I did the same thing. A co-worker let me borrow it about 6 months ago and it took me 4 of those months to get through about half of it. In my case it’s a good thing, because my schedule is so hectic I need a book I can lay aside and come back to later. After I got through to about the last fourth of it I couldn’t put it down, though. (so strange, I usually skip the endings of books, but the end of this one is what kept me interested :shrug:)

Well, then maybe I’ll keep slogging through to the end. I did hear someone else say the end was good. I don’t think I’ll be buying the sequel though. Enough Mr. Follett!

I read somewhere on here that someone received a Kindle for Christmas. Oh Happy Day.:slight_smile:

I just rented the movie…thouroughly enjoyed the movie.


I got World Without End for Christmas and you just moved it up in the pile!

Thanks again!!!

I read this book awhile ago and really enjoyed it.
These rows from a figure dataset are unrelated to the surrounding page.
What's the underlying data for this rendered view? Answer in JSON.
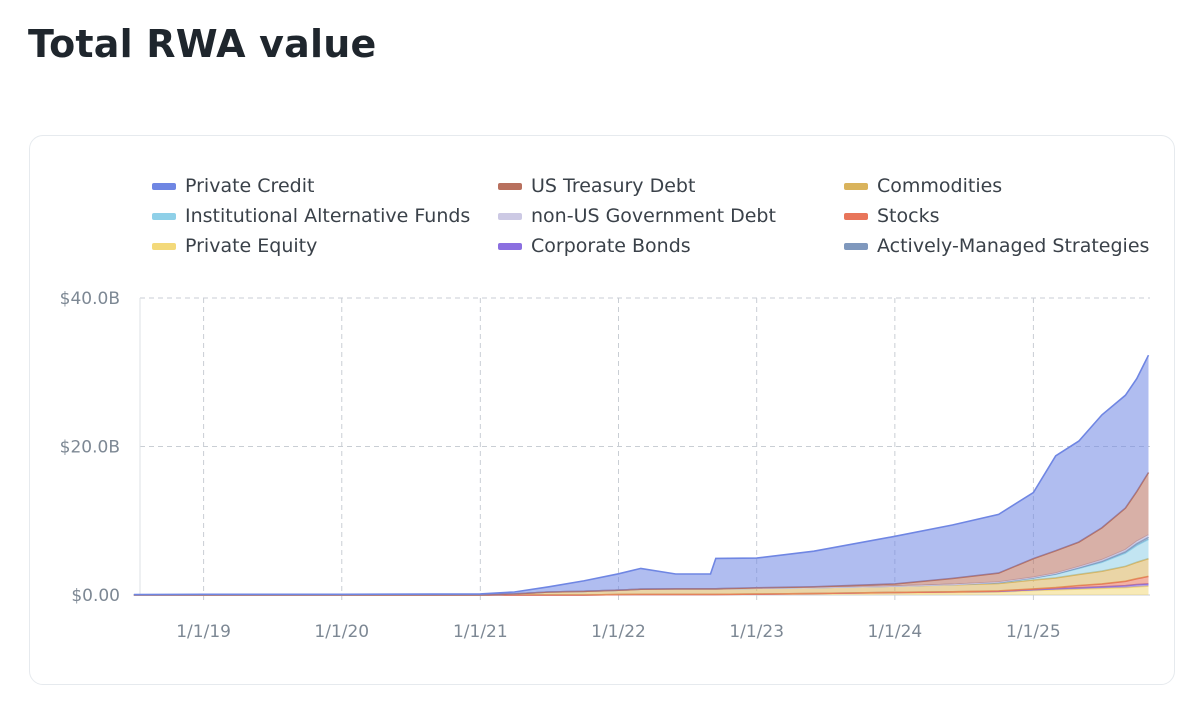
{
  "page": {
    "title": "Total RWA value"
  },
  "chart_data": {
    "type": "area",
    "stacked": true,
    "title": "",
    "xlabel": "",
    "ylabel": "",
    "x_ticks": [
      "1/1/19",
      "1/1/20",
      "1/1/21",
      "1/1/22",
      "1/1/23",
      "1/1/24",
      "1/1/25"
    ],
    "y_ticks": [
      "$0.00",
      "$20.0B",
      "$40.0B"
    ],
    "ylim": [
      0,
      40
    ],
    "y_unit": "B USD",
    "grid": true,
    "legend_position": "top",
    "x": [
      "2018-07-01",
      "2019-01-01",
      "2020-01-01",
      "2021-01-01",
      "2021-04-01",
      "2021-07-01",
      "2021-10-01",
      "2022-01-01",
      "2022-03-01",
      "2022-06-01",
      "2022-09-01",
      "2022-09-15",
      "2023-01-01",
      "2023-06-01",
      "2024-01-01",
      "2024-06-01",
      "2024-10-01",
      "2025-01-01",
      "2025-03-01",
      "2025-05-01",
      "2025-07-01",
      "2025-09-01",
      "2025-10-01",
      "2025-11-01"
    ],
    "series": [
      {
        "name": "Private Equity",
        "color": "#f3d97a",
        "values": [
          0,
          0,
          0,
          0,
          0,
          0,
          0,
          0.05,
          0.08,
          0.08,
          0.08,
          0.08,
          0.12,
          0.2,
          0.3,
          0.35,
          0.4,
          0.6,
          0.7,
          0.8,
          0.9,
          1.0,
          1.1,
          1.2
        ]
      },
      {
        "name": "Corporate Bonds",
        "color": "#8b6fe0",
        "values": [
          0,
          0,
          0,
          0,
          0,
          0,
          0,
          0,
          0,
          0,
          0,
          0,
          0,
          0,
          0.05,
          0.08,
          0.1,
          0.12,
          0.15,
          0.18,
          0.2,
          0.25,
          0.3,
          0.3
        ]
      },
      {
        "name": "Stocks",
        "color": "#e8755a",
        "values": [
          0,
          0,
          0,
          0,
          0,
          0,
          0,
          0,
          0,
          0,
          0,
          0,
          0,
          0,
          0,
          0,
          0.05,
          0.1,
          0.15,
          0.3,
          0.4,
          0.6,
          0.8,
          1.0
        ]
      },
      {
        "name": "Commodities",
        "color": "#d9b35c",
        "values": [
          0,
          0,
          0,
          0,
          0.15,
          0.4,
          0.5,
          0.6,
          0.7,
          0.75,
          0.75,
          0.75,
          0.8,
          0.8,
          0.85,
          0.95,
          1.0,
          1.2,
          1.3,
          1.5,
          1.7,
          2.0,
          2.2,
          2.4
        ]
      },
      {
        "name": "Institutional Alternative Funds",
        "color": "#8fd0e8",
        "values": [
          0,
          0,
          0,
          0,
          0,
          0,
          0,
          0,
          0,
          0,
          0,
          0,
          0,
          0,
          0,
          0.05,
          0.15,
          0.3,
          0.5,
          0.8,
          1.2,
          1.8,
          2.3,
          2.6
        ]
      },
      {
        "name": "Actively-Managed Strategies",
        "color": "#7f98bd",
        "values": [
          0,
          0,
          0,
          0,
          0,
          0,
          0,
          0,
          0,
          0,
          0,
          0,
          0,
          0,
          0,
          0,
          0,
          0,
          0.05,
          0.1,
          0.15,
          0.2,
          0.25,
          0.3
        ]
      },
      {
        "name": "non-US Government Debt",
        "color": "#ccc9e4",
        "values": [
          0,
          0,
          0,
          0,
          0,
          0,
          0,
          0,
          0,
          0,
          0,
          0,
          0,
          0,
          0,
          0,
          0.05,
          0.08,
          0.1,
          0.15,
          0.2,
          0.25,
          0.3,
          0.3
        ]
      },
      {
        "name": "US Treasury Debt",
        "color": "#b8705e",
        "values": [
          0,
          0,
          0,
          0,
          0,
          0,
          0,
          0,
          0,
          0,
          0,
          0,
          0.05,
          0.1,
          0.3,
          0.8,
          1.2,
          2.5,
          3.0,
          3.3,
          4.3,
          5.6,
          6.7,
          8.4
        ]
      },
      {
        "name": "Private Credit",
        "color": "#6f86e3",
        "values": [
          0.05,
          0.1,
          0.1,
          0.15,
          0.25,
          0.7,
          1.4,
          2.2,
          2.8,
          2.0,
          2.0,
          4.1,
          4.0,
          4.8,
          6.4,
          7.2,
          7.9,
          8.9,
          12.8,
          13.6,
          15.2,
          15.2,
          15.2,
          15.8
        ]
      }
    ]
  },
  "legend": [
    {
      "label": "Private Credit",
      "color": "#6f86e3"
    },
    {
      "label": "US Treasury Debt",
      "color": "#b8705e"
    },
    {
      "label": "Commodities",
      "color": "#d9b35c"
    },
    {
      "label": "Institutional Alternative Funds",
      "color": "#8fd0e8"
    },
    {
      "label": "non-US Government Debt",
      "color": "#ccc9e4"
    },
    {
      "label": "Stocks",
      "color": "#e8755a"
    },
    {
      "label": "Private Equity",
      "color": "#f3d97a"
    },
    {
      "label": "Corporate Bonds",
      "color": "#8b6fe0"
    },
    {
      "label": "Actively-Managed Strategies",
      "color": "#7f98bd"
    }
  ]
}
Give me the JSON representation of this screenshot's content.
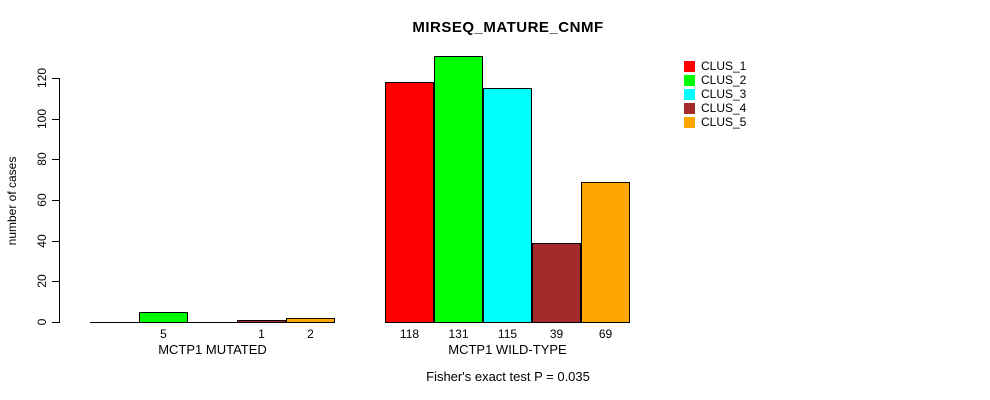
{
  "chart_data": {
    "type": "bar",
    "title": "MIRSEQ_MATURE_CNMF",
    "ylabel": "number of cases",
    "footnote": "Fisher's exact test P = 0.035",
    "categories": [
      "MCTP1 MUTATED",
      "MCTP1 WILD-TYPE"
    ],
    "series": [
      {
        "name": "CLUS_1",
        "color": "#FF0000",
        "values": [
          0,
          118
        ]
      },
      {
        "name": "CLUS_2",
        "color": "#00FF00",
        "values": [
          5,
          131
        ]
      },
      {
        "name": "CLUS_3",
        "color": "#00FFFF",
        "values": [
          0,
          115
        ]
      },
      {
        "name": "CLUS_4",
        "color": "#A52A2A",
        "values": [
          1,
          39
        ]
      },
      {
        "name": "CLUS_5",
        "color": "#FFA500",
        "values": [
          2,
          69
        ]
      }
    ],
    "bar_value_labels": {
      "MCTP1 MUTATED": [
        null,
        5,
        null,
        1,
        2
      ],
      "MCTP1 WILD-TYPE": [
        118,
        131,
        115,
        39,
        69
      ]
    },
    "yticks": [
      0,
      20,
      40,
      60,
      80,
      100,
      120
    ],
    "ylim": [
      0,
      131
    ],
    "grid": false,
    "legend_position": "top-right",
    "legend_entries": [
      "CLUS_1",
      "CLUS_2",
      "CLUS_3",
      "CLUS_4",
      "CLUS_5"
    ],
    "axis_color": "#000000",
    "text_color": "#000000",
    "background_color": "#FFFFFF"
  }
}
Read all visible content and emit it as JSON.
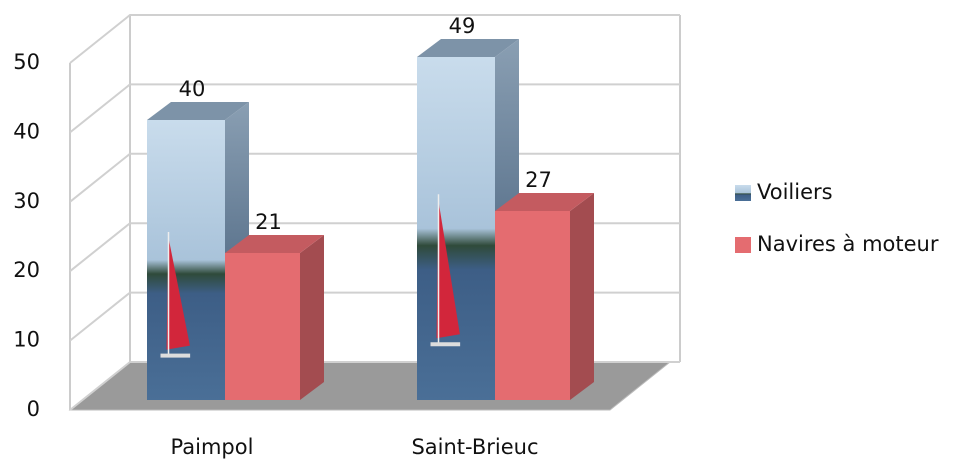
{
  "chart_data": {
    "type": "bar3d",
    "categories": [
      "Paimpol",
      "Saint-Brieuc"
    ],
    "series": [
      {
        "name": "Voiliers",
        "color": "#6a8fb5",
        "values": [
          40,
          49
        ]
      },
      {
        "name": "Navires à moteur",
        "color": "#e46c70",
        "values": [
          21,
          27
        ]
      }
    ],
    "ylim": [
      0,
      50
    ],
    "yticks": [
      0,
      10,
      20,
      30,
      40,
      50
    ],
    "grid": true,
    "legend": "right"
  }
}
The characters were finely drawn. Prior Phillip was my favorite also.
I did not know there was a movie but after reading SummerSmiles review of it, I won’t see it.
Why do movie makers always distort the story. Sigh!

I really enjoyed the first book. Was excited about the second book but was disapointed. I couldnt finish it The sex scenes were too graphic for me. I love historical fiction too.:frowning:

I realize that movie makers frequently have to make some changes to the sequence of events when they take a book and make it into a movie. Some things just aren’t as easy to put onto the movie screen as they are to make into a book. Some things would take too long to explain in a movie, so they’re left out. Some things can be left out and people will still get the “big picture.”

As long as they leave the basics of each character the same, I’m usually ok with other changes. But I felt that the changes made for the movie of Pillars of the Earth just messed with basic character traits too much. Some characters just weren’t themselves anymore; just a new character with an old name. Prior Phillip wasn’t the only character affected. (Ellen’s character was changed a bit to make her more “family friendly.”)

Enjoy the read-- I sure did!!!


I was wrong. I got Fall of Giants, not World Without End. I’ll have to get WWE though.

The first one is quite good and valuable for establishing a flavor for what life was like in those times. The Church is treated fairly, as having both good and bad members - just like in REAL life, then or today.

The second book reveals more of the authors secret axes being ground. (SPOILERS) Of course the HERO has an abortion, of course the bishop is always a villian, of course those considered evil by the church are always those of true character and virtue, blah, blah predictable blah.

Skip the second book.

No, it really isn’t good at all. Indeed, there should be a disclaimer that Follett only researched the architecture, since he seems to think serfs owed their rent individually, rather than as a village, and does not seem to have heard of guilds (which insured all their members against things like losing clients). Not to mention he reads a very post-Renaissance concept of national loyalty into feudal power struggles.

Way to go, Follett, your book about the mean nasty Middle Ages is a vicious indictment of the Reformation. I couldn’t stink that bad if I tried.